Three pieces of advice from DSLD’s Saun Sullivan:

  1. Keep your buyers in the loop about the progress of their home. They are much happier when you call them with information instead of them having to call you to ask for information.
  2. You may have to try to solve problems that aren’t really yours, such as issues with the loan. “If someone comes into the closing looking frazzled, we’re checking that.”
  3. Customer satisfaction has long-term, far-reaching effects. Your spouses go grocery shopping and your children play in Little League with the families and friends of your buyers.
     

3. The Underperformer

Grand Homes transforms its company — and its customer satisfaction

Stephen Brooks, president of Dallas-based Grand Homes, says that he had tried everything to improve the builder’s customer satisfaction — including attending countless seminars and hiring multiple consultants — and nothing had worked. The company was profitable, and he knew he built a good, quality house, but his customers hated everything about the experience. 

Brooks replaced some senior-level management. It didn’t help. His advertising firm told him that the company’s reputation in Dallas was so bad that he should change the company’s name. His own son told him that if his customers weren’t satisfied, he didn’t deserve to make a profit.

“They were our worst client,” says Bob Mirman, president of Eliant. “That’s where they started. Stephen Brooks is a wonderful guy, but he just could never seem to put it together.”

With the economic meltdown in 2008, Grand Homes went four months during which it only sold two houses, and both the buyers canceled. At about the same time, Brooks was invited to hear Gary Kelly, the CEO of Southwest Airlines, talk about customer experience.
“It absolutely changed everything,” Brooks says.

What he took away from the experience was that customer satisfaction starts with employee satisfaction. He took the entire company to Southwest’s headquarters in Dallas for a tour.

“When you walk around their building, you can feel the positive energy,” Brooks says.  “People want to work in a company where they’re respected and valued.”

He started by restoring the company’s profit-sharing plan and its 409k program. Performance bonuses were tied to customer-satisfaction ratings. Employee achievement is celebrated companywide, and awards are given out at quarterly “pep rallies.”

They also made a commitment to community involvement; Grand Homes now supports dozens of charities and Brooks is on the board of directors of Homes for Hope, a non-profit that raises money for micro-loans in developing countries.

Accountability has been another key. If a buyer doesn’t return a survey, a manager has to call them to find out why. “The managers don’t get off the hook,” he says. “That’s paid huge dividends for us.”

Looking back, Brooks says that he understands now why he had such a hard time understanding the concept of customer satisfaction. He saw himself as the provider of a product and the home-buying process as a transaction. The buyers got what they paid for, but not much else.

“They’re buying bricks and sticks, yes, but what they’re really buying is custom-building services,” he says. “It didn’t matter how good our product was. People want to be treated properly.”

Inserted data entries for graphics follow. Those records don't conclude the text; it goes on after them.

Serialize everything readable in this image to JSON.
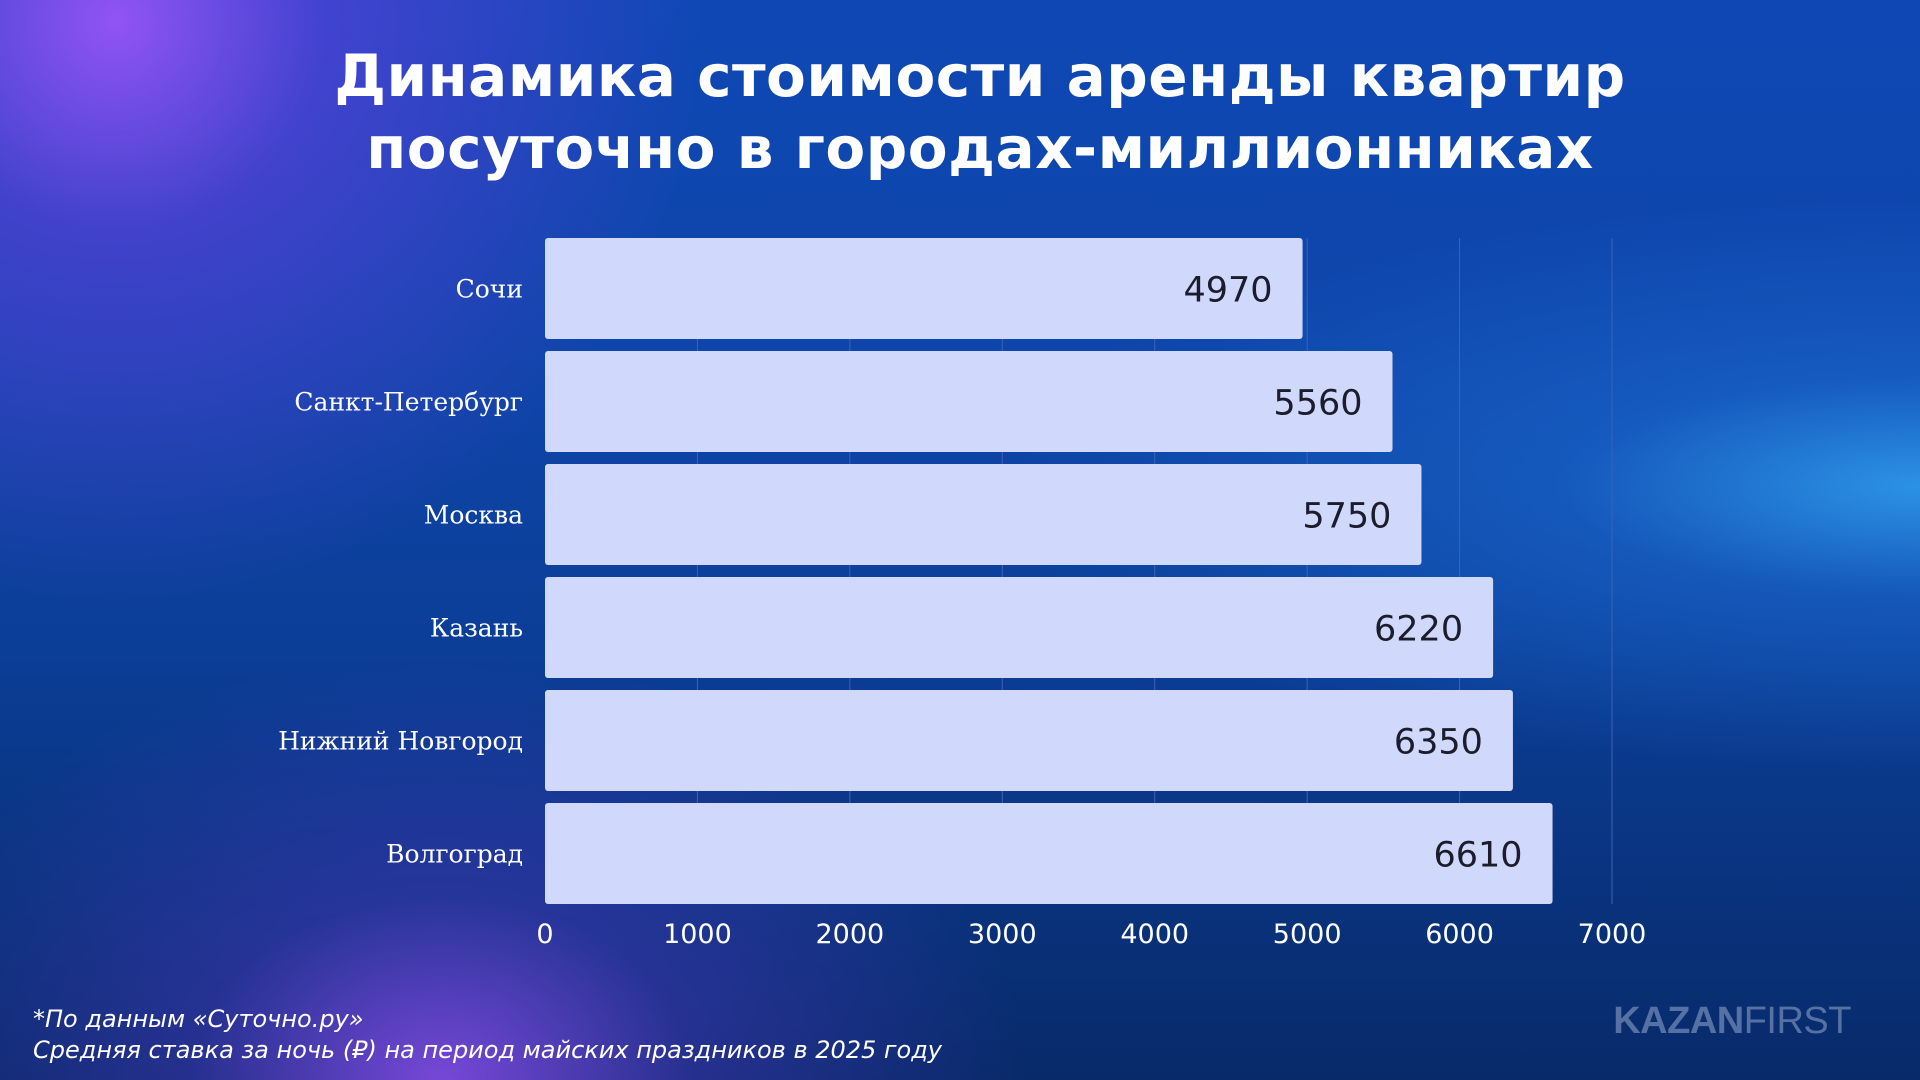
{
  "title": {
    "line1": "Динамика стоимости аренды квартир",
    "line2": "посуточно в городах-миллионниках"
  },
  "chart_data": {
    "type": "bar",
    "orientation": "horizontal",
    "categories": [
      "Сочи",
      "Санкт-Петербург",
      "Москва",
      "Казань",
      "Нижний Новгород",
      "Волгоград"
    ],
    "values": [
      4970,
      5560,
      5750,
      6220,
      6350,
      6610
    ],
    "xlim": [
      0,
      7000
    ],
    "xticks": [
      0,
      1000,
      2000,
      3000,
      4000,
      5000,
      6000,
      7000
    ],
    "grid": true,
    "legend": "none",
    "data_labels": true
  },
  "footnote": {
    "source": "*По данным «Суточно.ру»",
    "description": "Средняя ставка за ночь (₽) на период майских праздников в 2025 году"
  },
  "brand": {
    "part1": "KAZAN",
    "part2": "FIRST"
  },
  "colors": {
    "bar": "#d0d8fb",
    "data_label": "#1b1d2d",
    "gridline": "#3c61b6",
    "axis_text": "#ffffff"
  }
}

With the change in focus, Brooks says the company’s satisfaction ratings have gone from being its Achilles heel — “our competitors would beat us to death with it” — to being a benefit that it uses in advertisements. And the profit margin that Brooks placed such a high value on has gone up.

“We can give good service and get paid for it,” he says. “What a concept. When you deliver that, the payback is huge. Then the referrals come, and the Realtors come. They want to do business with you. After awhile, it begins to feed on itself. I am absolutely overwhelmed by the payback.”

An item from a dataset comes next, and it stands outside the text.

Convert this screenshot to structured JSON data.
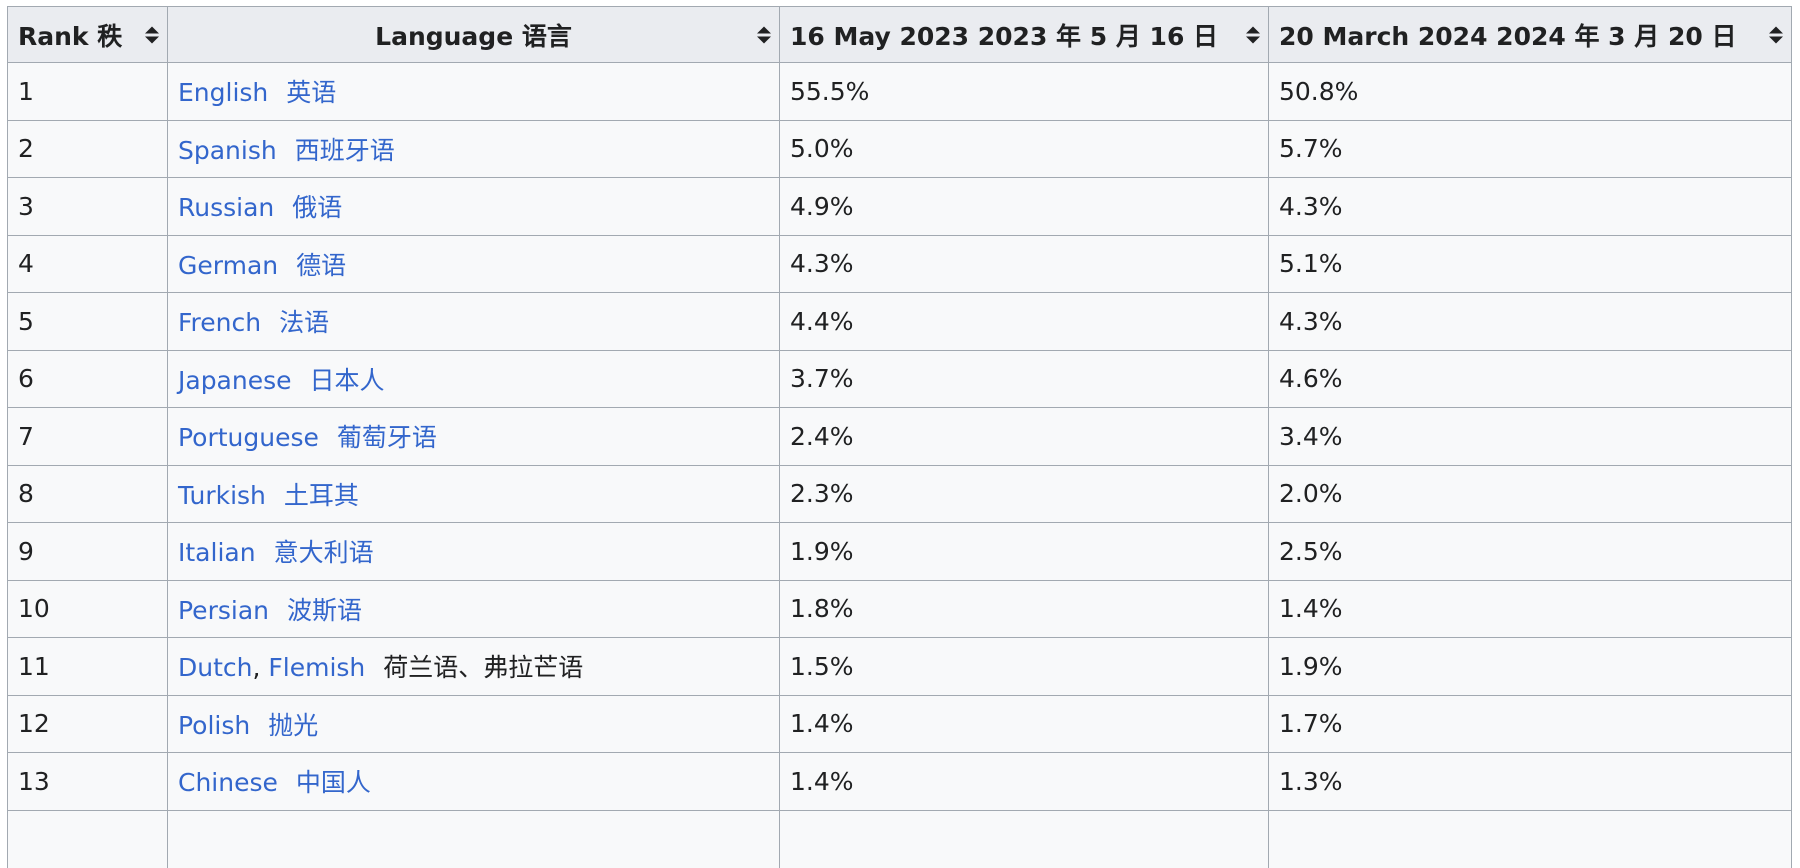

Three pieces of advice from Grand Homes president
Stephen Brooks:

  1. Value your employees. Do internal surveys to find out how they really feel. “Candid feedback from employees forces change,” he says. “Our first rounds of surveys were terrible.”
  2. Recognize employees for their contributions and achievements. It pays huge dividends.
  3. Fix what buyers tell you to fix. They’re not always right, but most of the times they are. They know what they expected and what they didn’t get.